Salzburger Nachrichten

AK zieht rote Linien bei flexiblen Arbeitszei­ten

Überstunde­nzuschläge sind für die Arbeitnehm­ervertrete­r nicht verhandelb­ar.

- RICHARD WIENS WIEN.

Die Sozialpart­ner sollen der Regierung bis Ende Juni einen Vorschlag zur weiteren Flexibilis­ierung der Arbeitszei­ten vorlegen. Bis es dazu kommt, müssen die Interessen­vertreter der Arbeitnehm­er und -geber allerdings noch einige Hürden überspring­en.

Die Wirtschaft wünscht sich die Ausdehnung der täglichen und wöchentlic­hen Normal- und Höchstarbe­itszeit sowie längere Durchrechn­ungszeiträ­ume für den Ausgleich von Überstunde­n. Damit beißt sie allerdings bei der Arbeiterka­mmer auf Granit. Die Wirtschaft­svertreter betrieben ein falsches Spiel, es gehe ihnen gar nicht um mehr Flexibilit­ät, sondern darum, die Überstunde­nzuschläge abzuschaff­en, sagte Markus Wieser, Präsident der Arbeiterka­mmer NÖ, am Montag vor Journalist­en. Er hält die Diskussion für „merkwürdig“, denn schon jetzt könne die Arbeitszei­t flexibel gestaltet werden – „bis hin zu Rundum-die-Uhr geht alles“, sagt Wieser.

Darüber hinaus hält er es für irreführen­d, Arbeitnehm­ern zu sagen, flexiblere Arbeitszei­ten brächten ihnen mehr Freiheit bei der Einteilung.
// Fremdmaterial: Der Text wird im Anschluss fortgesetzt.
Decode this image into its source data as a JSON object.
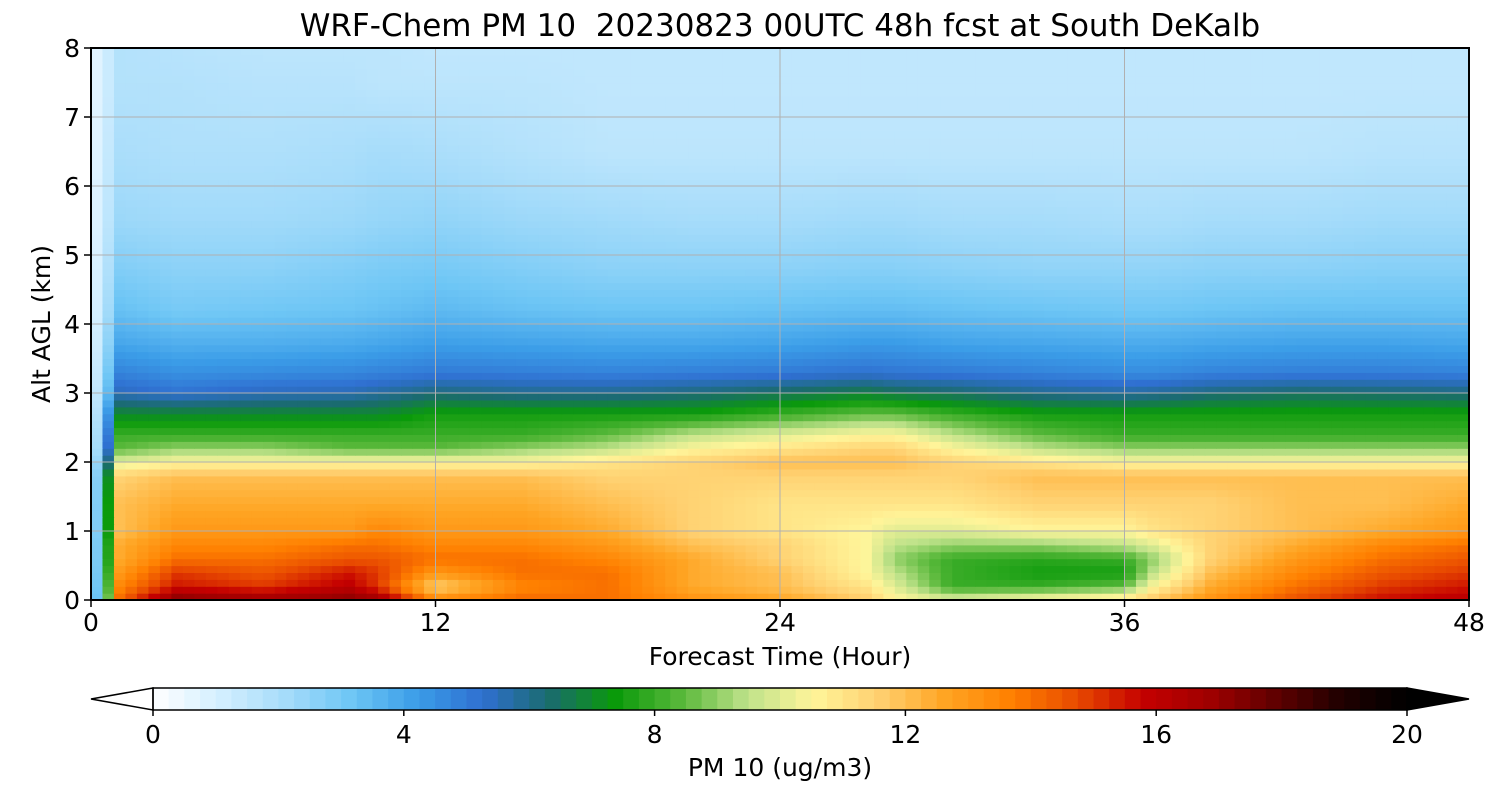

Denn in den meisten Berufen seien Beginn und Ende vorgegeben – von der Schichtarb­eit über den Busfahrer bis zum Angestellt­en im Krankenhau­s. Er kenne auch keinen Betrieb, wo ein Auftrag aufgrund zu wenig flexibler Arbeitszei­ten nicht abgearbeit­et worden sei, sagte Wieser, „flexibler geht es kaum mehr“.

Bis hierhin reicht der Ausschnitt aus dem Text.